Blog: Four ways Jamaica is boosting private sector engagement in climate action

02 July 2019
News

A blog on climate change by Katie Blackman, a National Climate Finance Adviser deployed in Jamaica with the Commonwealth Climate Finance Access Hub.

Climate change can have severe impacts on the private sector, especially micro, small and medium-sized enterprises (MSMEs). The adverse effects of climate change can interrupt business operations such as transportation, attendance of workers, product quality and quantity, threatening their bottom line.

MSMEs must explore ways of reducing their vulnerability to climate change while being cognizant of the opportunity for them to capitalise and make societies more resilient to the changing climate. How do we do this? In particular, how do we mobilise MSMEs in climate action? What is preventing them playing a significant role?

At the Green Climate Fund (GCF) Structured Dialogue with the Caribbean in June 2017, Jamaica led the charge to mobilise the region’s private sector. With support from the Commonwealth Climate Finance Access Hub through the placement of a national climate finance adviser, the Climate Change Division of Jamaica’s Ministry of Economic Growth and Job Creation secured $582,000 from the GCF.

The funds were utilised to implement a readiness initiative to mobilise the private sector to support low carbon and climate resilient development in Jamaica and other Caribbean countries.

In this blog, we highlight four ways that Jamaica is accelerating private sector engagement in climate action through this readiness initiative.

1. Understanding the challenges and barriers – Jamaica undertook a national scoping study to investigate the barriers faced by private sector in climate investment.
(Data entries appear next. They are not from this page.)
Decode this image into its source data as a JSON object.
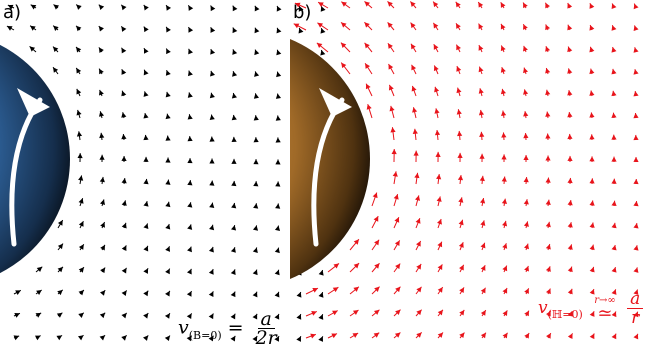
{
  "panel_a": {
    "label": "a)",
    "arrow_color": "#000000",
    "sphere_color": "#2e5d8e",
    "formula": {
      "lhs": "v",
      "sub": "(B=0)",
      "rel": "=",
      "num": "a",
      "den": "2r"
    }
  },
  "panel_b": {
    "label": "b)",
    "arrow_color": "#e8141b",
    "sphere_color": "#a8732e",
    "formula": {
      "lhs": "v",
      "sub": "(ℍ=0)",
      "rel": "≃",
      "rel_over": "r→∞",
      "num": "a",
      "den": "r"
    }
  }
}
The study revealed barriers such as:

  • lack of financial capacity to implement (e.g. inadequate access to finance to affordable and appropriate finance and access to insurance);
  • lack of awareness and knowledge of climate risks (e.g. access to information, whether on climate change risks, its effect on business operations, and adaptation and mitigation options);
  • policy and regulation that hinder mitigation and adaptation (e.g. non-climate related agriculture policies, less than attractive enabling environment, market access);
  • lack of technical capacity to implement (i.e. skills to evaluate of investment options, research and development); and
  • social attitudes toward mitigation and adaptation (e.g. lack of interest, beliefs about uncertainty, limited support from member organisations).
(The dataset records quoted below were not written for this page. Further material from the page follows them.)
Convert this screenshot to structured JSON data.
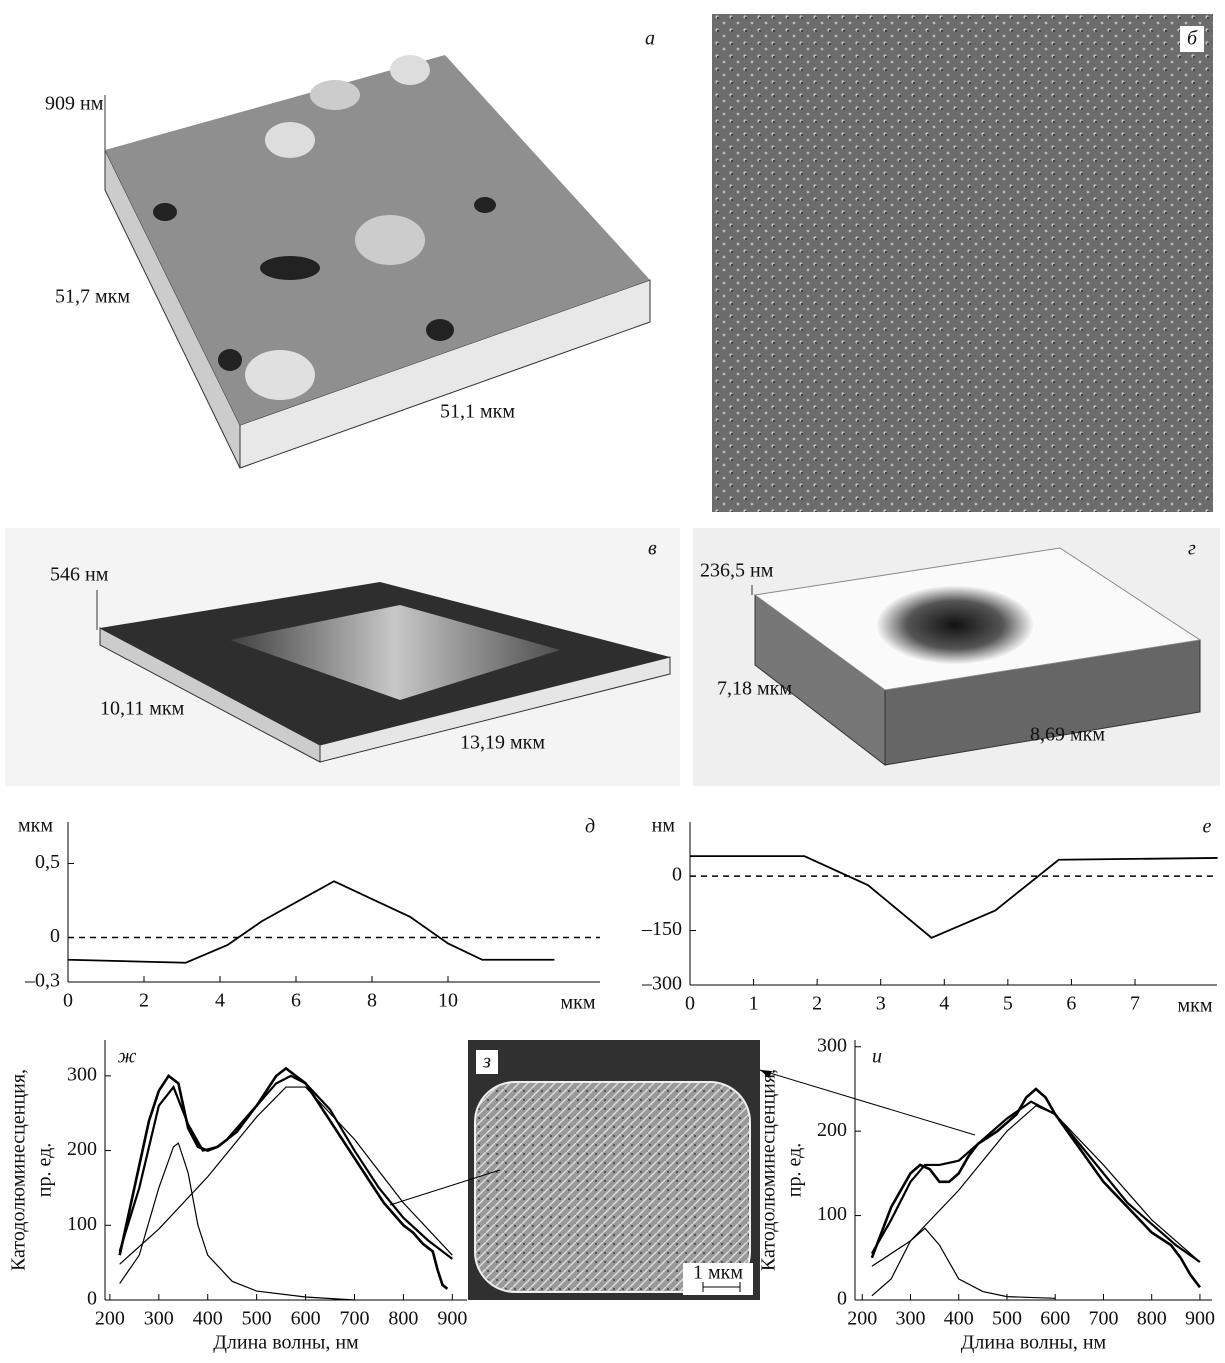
{
  "images": [
    {
      "label": "а",
      "height": "909 нм",
      "depth": "51,7 мкм",
      "width": "51,1 мкм"
    },
    {
      "label": "б"
    },
    {
      "label": "в",
      "height": "546 нм",
      "depth": "10,11 мкм",
      "width": "13,19 мкм"
    },
    {
      "label": "г",
      "height": "236,5 нм",
      "depth": "7,18 мкм",
      "width": "8,69 мкм"
    },
    {
      "label": "з",
      "scale": "1 мкм"
    }
  ],
  "chart_data": [
    {
      "type": "line",
      "panel_label": "д",
      "y_unit": "мкм",
      "x_unit": "мкм",
      "color": "#000",
      "x": [
        0,
        3.1,
        4.2,
        5.1,
        7,
        9,
        10,
        10.9,
        12.8
      ],
      "values": [
        -0.15,
        -0.17,
        -0.05,
        0.11,
        0.38,
        0.14,
        -0.04,
        -0.15,
        -0.15
      ],
      "hline": 0,
      "xlim": [
        0,
        14
      ],
      "ylim": [
        -0.3,
        0.78
      ],
      "xticks": [
        0,
        2,
        4,
        6,
        8,
        10
      ],
      "yticks": [
        {
          "value": -0.3,
          "label": "–0,3"
        },
        0,
        {
          "value": 0.5,
          "label": "0,5"
        }
      ]
    },
    {
      "type": "line",
      "panel_label": "е",
      "y_unit": "нм",
      "x_unit": "мкм",
      "color": "#000",
      "x": [
        0,
        1.8,
        2.8,
        3.8,
        4.8,
        5.8,
        8.3
      ],
      "values": [
        55,
        55,
        -25,
        -170,
        -95,
        45,
        50
      ],
      "hline": 0,
      "xlim": [
        0,
        8.29
      ],
      "ylim": [
        -300,
        149
      ],
      "xticks": [
        0,
        1,
        2,
        3,
        4,
        5,
        6,
        7
      ],
      "yticks": [
        {
          "value": -300,
          "label": "–300"
        },
        {
          "value": -150,
          "label": "–150"
        },
        0
      ]
    },
    {
      "type": "line",
      "panel_label": "ж",
      "y_label": [
        "Катодолюминесценция,",
        "пр. ед."
      ],
      "x_label": "Длина волны, нм",
      "xlim": [
        190,
        930
      ],
      "ylim": [
        0,
        348
      ],
      "xticks": [
        200,
        300,
        400,
        500,
        600,
        700,
        800,
        900
      ],
      "yticks": [
        0,
        100,
        200,
        300
      ],
      "series": [
        {
          "color": "#000",
          "x": [
            220,
            250,
            280,
            300,
            320,
            340,
            360,
            380,
            400,
            420,
            440,
            460,
            480,
            500,
            520,
            540,
            560,
            580,
            600,
            620,
            640,
            660,
            680,
            700,
            720,
            740,
            760,
            780,
            800,
            820,
            840,
            860,
            870,
            880,
            890
          ],
          "values": [
            60,
            150,
            240,
            280,
            300,
            290,
            230,
            205,
            200,
            205,
            215,
            230,
            245,
            260,
            280,
            300,
            310,
            300,
            290,
            270,
            250,
            230,
            210,
            190,
            170,
            150,
            130,
            115,
            100,
            90,
            75,
            65,
            40,
            20,
            15
          ]
        },
        {
          "color": "#000",
          "x": [
            220,
            260,
            300,
            330,
            360,
            390,
            420,
            460,
            500,
            540,
            570,
            600,
            650,
            700,
            750,
            800,
            850,
            900
          ],
          "values": [
            65,
            150,
            260,
            285,
            235,
            200,
            205,
            225,
            260,
            290,
            300,
            290,
            255,
            200,
            150,
            110,
            80,
            55
          ]
        },
        {
          "color": "#000",
          "x": [
            220,
            260,
            300,
            330,
            340,
            360,
            380,
            400,
            450,
            500,
            600,
            700
          ],
          "values": [
            22,
            60,
            150,
            205,
            210,
            170,
            100,
            60,
            25,
            12,
            4,
            0
          ]
        },
        {
          "color": "#000",
          "x": [
            220,
            300,
            400,
            500,
            560,
            600,
            700,
            800,
            900
          ],
          "values": [
            48,
            95,
            165,
            245,
            285,
            285,
            215,
            130,
            60
          ]
        }
      ]
    },
    {
      "type": "line",
      "panel_label": "и",
      "y_label": [
        "Катодолюминесценция,",
        "пр. ед."
      ],
      "x_label": "Длина волны, нм",
      "xlim": [
        185,
        925
      ],
      "ylim": [
        0,
        308
      ],
      "xticks": [
        200,
        300,
        400,
        500,
        600,
        700,
        800,
        900
      ],
      "yticks": [
        0,
        100,
        200,
        300
      ],
      "series": [
        {
          "color": "#000",
          "x": [
            220,
            260,
            300,
            320,
            340,
            360,
            380,
            400,
            420,
            440,
            480,
            520,
            540,
            560,
            580,
            600,
            650,
            700,
            750,
            800,
            840,
            860,
            880,
            900
          ],
          "values": [
            50,
            110,
            150,
            160,
            155,
            140,
            140,
            150,
            170,
            185,
            200,
            220,
            240,
            250,
            240,
            220,
            180,
            140,
            110,
            80,
            65,
            50,
            30,
            15
          ]
        },
        {
          "color": "#000",
          "x": [
            220,
            260,
            300,
            330,
            360,
            400,
            450,
            500,
            550,
            600,
            650,
            700,
            750,
            800,
            850,
            900
          ],
          "values": [
            55,
            95,
            140,
            160,
            160,
            165,
            190,
            215,
            235,
            220,
            185,
            150,
            115,
            90,
            65,
            45
          ]
        },
        {
          "color": "#000",
          "x": [
            220,
            260,
            300,
            330,
            360,
            400,
            450,
            500,
            600
          ],
          "values": [
            5,
            25,
            70,
            85,
            65,
            25,
            10,
            4,
            2
          ]
        },
        {
          "color": "#000",
          "x": [
            220,
            300,
            400,
            500,
            560,
            600,
            700,
            800,
            900
          ],
          "values": [
            40,
            70,
            130,
            200,
            230,
            220,
            160,
            95,
            45
          ]
        }
      ]
    }
  ]
}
2. Building capacity to access climate finance – Opportunities exist to support private adaptation investment such as the Climate Change Adaptation Line of Credit (CCALoC) for Adaptation under the Adaptation Programme and Financing Mechanism of the Pilot Programme for Climate Resilience (PPCR), which supports the agriculture and tourism sector. There is also the “Financing Water Adaptation in Jamaica’s New Urban Housing Sector” which supports households in adopting adaptation technologies. However, through the readiness initiative, Jamaica will focus on training selected private sector entities to transform project ideas into bankable projects. While the training will focus on developing project concepts for the GCF, it will also allow for greater uptake of other funding opportunities that support private adaptation and mitigation investment.

3. Increasing capability to directly access multilateral climate funds – To date, no national or regional private finance institutions that can access the financial resources available from the GCF’s private sector facility. The readiness initiative will investigate the most appropriate candidates for accreditation in the region and undertake a gap assessment to identify at least two entities who can meet the GCF accreditation requirements.
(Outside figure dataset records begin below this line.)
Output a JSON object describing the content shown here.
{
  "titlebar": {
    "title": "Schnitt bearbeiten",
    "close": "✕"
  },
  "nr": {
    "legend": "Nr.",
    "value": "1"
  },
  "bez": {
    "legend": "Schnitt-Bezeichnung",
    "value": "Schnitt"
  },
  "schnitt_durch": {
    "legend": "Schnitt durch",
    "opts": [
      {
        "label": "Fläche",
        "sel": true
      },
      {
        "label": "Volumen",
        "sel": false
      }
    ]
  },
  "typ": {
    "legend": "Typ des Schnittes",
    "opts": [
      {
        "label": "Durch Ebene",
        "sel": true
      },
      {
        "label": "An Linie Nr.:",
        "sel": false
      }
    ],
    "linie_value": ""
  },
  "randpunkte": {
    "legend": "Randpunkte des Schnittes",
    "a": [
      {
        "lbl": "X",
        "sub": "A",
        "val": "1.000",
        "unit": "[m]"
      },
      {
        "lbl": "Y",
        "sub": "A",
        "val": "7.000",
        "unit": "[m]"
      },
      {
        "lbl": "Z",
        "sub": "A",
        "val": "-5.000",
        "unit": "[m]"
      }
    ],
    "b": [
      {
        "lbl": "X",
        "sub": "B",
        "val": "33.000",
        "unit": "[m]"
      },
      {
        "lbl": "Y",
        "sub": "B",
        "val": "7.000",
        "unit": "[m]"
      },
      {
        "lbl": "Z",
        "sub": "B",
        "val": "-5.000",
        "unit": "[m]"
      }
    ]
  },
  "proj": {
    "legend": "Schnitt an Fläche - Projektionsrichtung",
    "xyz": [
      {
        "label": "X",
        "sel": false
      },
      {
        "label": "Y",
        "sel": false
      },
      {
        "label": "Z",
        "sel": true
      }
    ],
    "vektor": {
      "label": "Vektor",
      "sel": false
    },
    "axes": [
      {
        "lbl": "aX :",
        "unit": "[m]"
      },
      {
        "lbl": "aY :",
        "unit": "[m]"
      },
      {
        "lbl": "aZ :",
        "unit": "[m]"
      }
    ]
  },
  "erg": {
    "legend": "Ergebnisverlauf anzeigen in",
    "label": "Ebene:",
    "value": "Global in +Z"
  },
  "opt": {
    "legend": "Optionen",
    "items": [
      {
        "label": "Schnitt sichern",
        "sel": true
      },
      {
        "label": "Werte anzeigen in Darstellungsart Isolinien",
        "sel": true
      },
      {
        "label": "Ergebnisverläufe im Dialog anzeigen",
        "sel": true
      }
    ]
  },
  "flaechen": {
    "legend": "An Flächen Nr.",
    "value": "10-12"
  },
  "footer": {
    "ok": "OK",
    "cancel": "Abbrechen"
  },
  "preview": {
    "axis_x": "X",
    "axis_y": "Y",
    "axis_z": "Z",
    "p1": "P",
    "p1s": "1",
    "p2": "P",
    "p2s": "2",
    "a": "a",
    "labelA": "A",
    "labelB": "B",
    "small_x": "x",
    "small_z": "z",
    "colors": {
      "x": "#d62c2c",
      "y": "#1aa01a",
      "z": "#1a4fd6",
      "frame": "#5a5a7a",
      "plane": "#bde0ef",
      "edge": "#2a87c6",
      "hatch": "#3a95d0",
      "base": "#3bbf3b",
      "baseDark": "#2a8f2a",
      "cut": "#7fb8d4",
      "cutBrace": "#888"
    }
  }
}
4. Following a plan – In March 2019, a regional scoping study was undertaken, targeting five Caribbean countries – Barbados, Belize, Jamaica, St. Lucia and Trinidad and Tobago, and to identify the barriers to climate investment faced by the private sector. This study will inform the draft regional action plan outlining the priority initiatives to overcome the barriers identified. From this, many capacity development interventions will be formulated for implementation.

In conclusion, while MSMEs are vulnerable to climate change, they remain a key player in building resilience in communities. Many MSMEs may not be yet ready to take climate action but Jamaica is committed to laying the groundwork to support private adaptation investment.

The viewpoints in this blog are those of the author.